After you've sorted items, take them wherever they need to go. Dedicate an Hour of Power or identify Ten Minute Time Killers to get the stuff out of your house. Don't let those bags or boxes slump in a corner or squat in the boot of your car, providing a different source of clutter.
A household effort
Breathe. You're going to encounter resistance from others. They've got their own attachment levels to their stuff, their own tolerance for clutter and their own decluttering abilities. Adopt a gentle attitude and lower your expectations about whether they'll help you or deal with their own things. You can hope that your habits and results will inspire them, or you can bully and fail and feel frustrated.

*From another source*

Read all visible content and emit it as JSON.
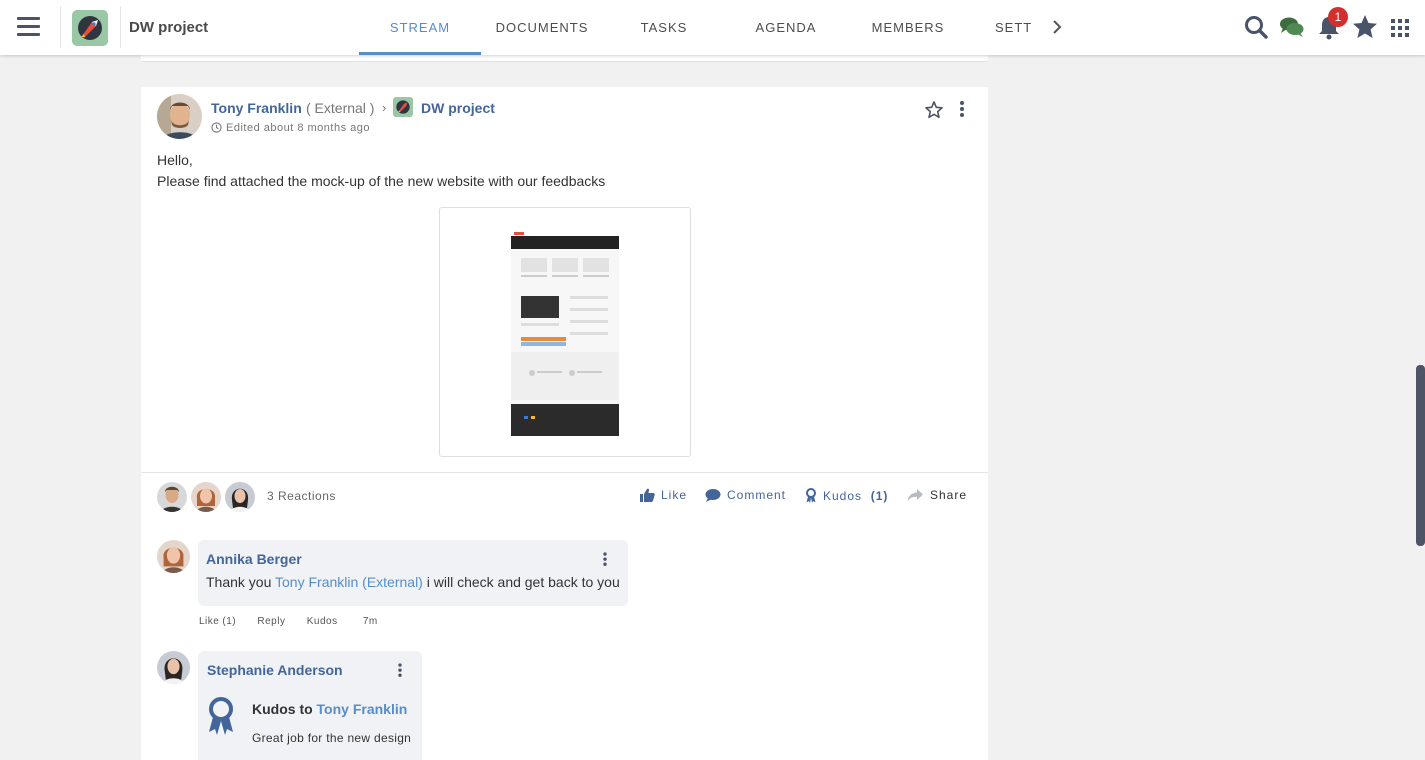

Start with quick wins - whatever gets the biggest bang for the buck in a space that matters to them - so they experience the benefits. What philosophy will appeal most to them? Find a motivation. Does your daughter like the idea of selling her old Lego to fund her new Sylvanians obsession? Does your son warm to being environmentally conscious? Maybe your partner needs to start with uncontroversial stuff that poses a safety risk - expired medications, or lead-based paint in the hall cupboard - before moving on to that extensive collection of their too- small band T-shirts from their glory days. Make it playful and celebrate your progress with something fun together.
Initiate gatekeeper mode
Reduce the amount of stuff that enters your home, whether through buying less, collecting less or accepting less. Continue to ask yourself the following questions whenever a new item comes your way: Do I love it? Do I need it? Do I actually use it? Do I have a home for it?
How Mia did it
Decluttering is my superpower. I can't think in messy spaces; I delight in the idea of my unwanted stuff living on in the hands of another; and I'm always on the lookout for moments to chuck stuff. This makes me intolerant of clutter, not particularly attached to possessions and habituated to cull. I've had many homes, both houses and apartments, both interstate and overseas, and happily treated the moves as catalysts to purge items.
When I separated from my husband and set up my new home, it was made partially easier because we had so many extra towels, bed linen, crockery, cutlery, glassware and vases. Emergency stuff, special occasion stuff. I now use the "good stuff" all the time. The rest of my belongings are things I truly need or dearly love - I curate my possessions with care and use what I have. I still have sentimental stuff, such as primary school report cards and mixtapes. I know where they are, and now and then I look at them.
A few years ago, I did a 12-month quest of not buying any new clothes, shoes or homewares, except for absolute essentials. The initial goal was to save money and live more sustainably; I wanted to cut my addiction to buying cheap, cute things. I stopped using social media regularly, unsubscribed from store e-newsletters, avoided interior design and fashion magazines, and pretty much disengaged from shopping. I found there was no tug to upgrade. It made a massive difference to my happiness levels and wallet, and the inflow of stuff. It taught me to acquire more intentionally and mindfully.
- This is an edited extract from 'Life Admin Hacks: The step-by-step guide to saving time and money, reducing the mental load and streamlining your life', by Mia Northrop Dinah Rowe-Roberts. HarperCollins. $34.99.